Porque no hay nada más incitante que las primeras miradas, los primeros roces, los primeros besos… la primera noche.  Así sea, tan sólo en letras.

 

6. DE LAS HISTORIAS SIN CONTAR


Soledad, en silencio frente al monitor de la computadora que le muestra una hoja en blanco, sonríe. Al parecer ha perdido la noción del tiempo. Sigue recordando. Intenta contar la historia. En su cabeza: aromas, sabores, texturas, melodías... y Él.
De pronto, la oscuridad del estudio le avisa que el Sol debió marcharse hace rato. Intenta adivinar la hora en el reloj de la pared, mas no lo logra. Despliega el taskbar: 8:47pm. Kika sigue dormida sobre el sillón.
Soledad sonríe, cierra la pantalla y se va. Hay historias que prefiere no contar, dejar inconclusas, detenidas por tiempo indefinido en el clímax. Porque todas las historias -irremediablemente- tienen punto final, sin embargo, para efectos de ésta, Soledad aún tiene muchas letras bajo la manga.

7. DE LAS PALABRAS


A Soledad la matan las palabras. Las letras son su debilidad, su talón de Aquiles. Se dice que por apenas un par de estrofas -apresuradas, incipientes, sin embargo incendiarias- vertió su tinta generosa por casi dos años. Se rumora también, que la sola promesa de un idilio epistolar le mantuvo en ebullición constante el alma por un mes, y las letras -condensadas- tuvieron que ser retiradas del techo y las paredes de su alcoba, cuando un punto final le arrebató de las manos el argumento de su historia.
Es más, hay quien asegura que un poema -sin gramática ni sintaxis correctas- fue suficiente para que hiciera la promesa que involucra arroz y bendiciones oficiales.
Soledad no aprende.
Su sed es de aquellas que no se sacian leyendo sonetos dedicados a musas distantes; no se consuela con imaginarse Matilde Urrutia, Norah Lange o la más insignificante amante de Sabines. No.
Ególatra y narcisa, anhela saberse ocasión de sueños clandestinos, fuente de fantasías inundadas de lascivia... pretexto para la tinta derramada sobre sábanas.
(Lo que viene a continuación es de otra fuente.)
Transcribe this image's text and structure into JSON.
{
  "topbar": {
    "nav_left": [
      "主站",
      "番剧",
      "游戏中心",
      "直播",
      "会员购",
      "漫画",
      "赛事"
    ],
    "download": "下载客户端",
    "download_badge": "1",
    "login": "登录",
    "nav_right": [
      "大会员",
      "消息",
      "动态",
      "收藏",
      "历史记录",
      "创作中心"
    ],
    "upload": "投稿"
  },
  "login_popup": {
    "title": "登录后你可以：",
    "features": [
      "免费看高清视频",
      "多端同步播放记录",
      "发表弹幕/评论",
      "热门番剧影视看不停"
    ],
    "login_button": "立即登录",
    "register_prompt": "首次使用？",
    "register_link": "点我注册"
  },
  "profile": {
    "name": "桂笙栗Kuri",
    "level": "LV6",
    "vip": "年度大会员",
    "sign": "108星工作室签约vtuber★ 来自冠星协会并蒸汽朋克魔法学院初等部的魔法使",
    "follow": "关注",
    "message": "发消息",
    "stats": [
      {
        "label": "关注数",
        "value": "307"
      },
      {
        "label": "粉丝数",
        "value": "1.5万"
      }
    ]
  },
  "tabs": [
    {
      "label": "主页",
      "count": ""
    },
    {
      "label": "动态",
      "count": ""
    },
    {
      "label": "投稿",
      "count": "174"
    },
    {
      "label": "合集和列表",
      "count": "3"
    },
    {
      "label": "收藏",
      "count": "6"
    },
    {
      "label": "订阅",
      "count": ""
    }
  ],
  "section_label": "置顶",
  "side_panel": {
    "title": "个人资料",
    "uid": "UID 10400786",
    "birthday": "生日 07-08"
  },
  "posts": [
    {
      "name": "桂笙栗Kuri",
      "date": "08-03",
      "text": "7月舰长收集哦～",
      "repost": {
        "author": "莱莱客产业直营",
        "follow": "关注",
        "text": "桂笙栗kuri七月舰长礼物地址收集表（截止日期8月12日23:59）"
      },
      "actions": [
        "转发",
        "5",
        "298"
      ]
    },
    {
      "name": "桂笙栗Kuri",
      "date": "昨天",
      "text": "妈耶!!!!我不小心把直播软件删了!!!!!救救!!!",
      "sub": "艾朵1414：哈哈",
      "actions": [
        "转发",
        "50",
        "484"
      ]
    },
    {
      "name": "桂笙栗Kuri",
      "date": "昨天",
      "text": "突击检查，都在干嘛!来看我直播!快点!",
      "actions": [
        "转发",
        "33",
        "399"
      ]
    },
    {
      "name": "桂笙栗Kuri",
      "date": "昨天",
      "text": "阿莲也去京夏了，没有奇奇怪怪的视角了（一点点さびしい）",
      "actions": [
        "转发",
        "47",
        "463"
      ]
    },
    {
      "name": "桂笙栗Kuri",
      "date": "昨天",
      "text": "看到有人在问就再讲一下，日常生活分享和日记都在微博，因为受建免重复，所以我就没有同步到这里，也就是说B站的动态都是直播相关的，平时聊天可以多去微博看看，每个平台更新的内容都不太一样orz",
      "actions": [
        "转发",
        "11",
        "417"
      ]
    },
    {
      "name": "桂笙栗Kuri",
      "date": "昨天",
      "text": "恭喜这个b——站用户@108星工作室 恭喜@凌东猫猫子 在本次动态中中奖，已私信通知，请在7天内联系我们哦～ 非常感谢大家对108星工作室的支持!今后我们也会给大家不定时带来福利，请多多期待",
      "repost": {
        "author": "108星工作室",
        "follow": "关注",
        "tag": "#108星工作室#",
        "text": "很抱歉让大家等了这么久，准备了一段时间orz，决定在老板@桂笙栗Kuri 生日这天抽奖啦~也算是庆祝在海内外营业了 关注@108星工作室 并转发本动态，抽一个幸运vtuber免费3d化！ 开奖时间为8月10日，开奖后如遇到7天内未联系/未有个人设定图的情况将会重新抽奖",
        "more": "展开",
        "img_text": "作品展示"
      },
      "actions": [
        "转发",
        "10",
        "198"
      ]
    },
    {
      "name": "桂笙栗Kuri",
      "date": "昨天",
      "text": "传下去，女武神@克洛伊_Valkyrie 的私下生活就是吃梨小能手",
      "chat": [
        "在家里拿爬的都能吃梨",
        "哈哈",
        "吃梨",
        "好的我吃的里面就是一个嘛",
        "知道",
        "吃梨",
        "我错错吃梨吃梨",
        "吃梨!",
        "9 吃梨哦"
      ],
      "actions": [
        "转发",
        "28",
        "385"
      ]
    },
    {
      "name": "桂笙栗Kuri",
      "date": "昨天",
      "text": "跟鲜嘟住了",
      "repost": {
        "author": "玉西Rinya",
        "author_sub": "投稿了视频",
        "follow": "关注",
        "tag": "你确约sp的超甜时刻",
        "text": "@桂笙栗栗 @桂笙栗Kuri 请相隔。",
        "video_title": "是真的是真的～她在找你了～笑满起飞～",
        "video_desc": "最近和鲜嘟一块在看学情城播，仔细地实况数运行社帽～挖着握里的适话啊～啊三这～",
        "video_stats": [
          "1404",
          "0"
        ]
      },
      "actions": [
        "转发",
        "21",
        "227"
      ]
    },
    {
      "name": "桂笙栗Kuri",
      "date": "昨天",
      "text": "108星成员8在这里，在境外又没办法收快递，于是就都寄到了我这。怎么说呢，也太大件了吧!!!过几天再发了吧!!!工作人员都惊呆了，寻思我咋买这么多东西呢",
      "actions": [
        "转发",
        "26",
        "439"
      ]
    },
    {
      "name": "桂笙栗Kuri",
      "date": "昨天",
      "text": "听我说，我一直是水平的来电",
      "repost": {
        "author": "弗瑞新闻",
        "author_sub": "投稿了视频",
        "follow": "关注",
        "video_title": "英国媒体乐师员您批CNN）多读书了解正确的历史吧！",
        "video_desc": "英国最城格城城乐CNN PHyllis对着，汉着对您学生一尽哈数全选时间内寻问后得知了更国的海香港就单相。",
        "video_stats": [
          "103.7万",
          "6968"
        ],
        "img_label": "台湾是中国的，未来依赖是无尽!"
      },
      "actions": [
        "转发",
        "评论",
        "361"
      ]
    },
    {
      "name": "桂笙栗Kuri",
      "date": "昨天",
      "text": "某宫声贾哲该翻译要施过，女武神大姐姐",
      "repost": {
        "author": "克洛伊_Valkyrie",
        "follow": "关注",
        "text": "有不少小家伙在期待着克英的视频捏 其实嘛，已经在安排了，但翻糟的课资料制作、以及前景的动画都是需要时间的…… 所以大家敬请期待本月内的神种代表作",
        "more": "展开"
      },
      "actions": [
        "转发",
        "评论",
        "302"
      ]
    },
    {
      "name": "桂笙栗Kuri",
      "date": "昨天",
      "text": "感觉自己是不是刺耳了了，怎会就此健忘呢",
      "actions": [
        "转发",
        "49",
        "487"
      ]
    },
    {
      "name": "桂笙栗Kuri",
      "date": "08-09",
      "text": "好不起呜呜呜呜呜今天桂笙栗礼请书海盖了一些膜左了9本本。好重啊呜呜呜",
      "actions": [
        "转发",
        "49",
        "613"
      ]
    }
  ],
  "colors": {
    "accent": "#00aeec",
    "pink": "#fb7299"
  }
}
A Soledad la matan las palabras. Por eso escribe, porque tiene la certeza, la total y plena convicción de que en esta vida todos debemos ser recíprocos.

 

8. DE POR QUÉ NO HABLAR DE AMOR


Soledad no habla de amor en las noches... mucho menos en los días. Al menos no del amor como lo pintan las comedias románticas y los cuentos de hadas. Ese amor edulcorado en rosa fiusha que se explota cada 14 de febrero. Del que se aprovechan la industria de diamantes, vestidos de novia, y resorts para honeymooners. Ese amor del "...felices por siempre" y "hasta que la muerte nos separe" cuya monogamia institucionalizada respalda la -infame- epístola de Melchor Ocampo.
A Soledad le costó muy caro aprender la lección. Heridas profundas. Lágrimas aún frescas.
Ahora prefiere las teorías bioquímicas y eléctricas. Le agrada la idea de su cerebro estimulado por la alquimia de otro cuerpo. Reconoce que hay pieles que incitan sus sentidos. Y disfruta hasta el delirio del campo magnético que genera la fricción acompasada de las ansias. No ignora los riesgos, por ejemplo: la adicción que genera el dejo de tabaco de una lengua habilidosa.
Soledad se sabe aún vulnerable. Sin embargo, no habla de amor... prefiere dejar que las voces desde el iPod lo hagan por ella y cuenten las historias que no habrá de escribir.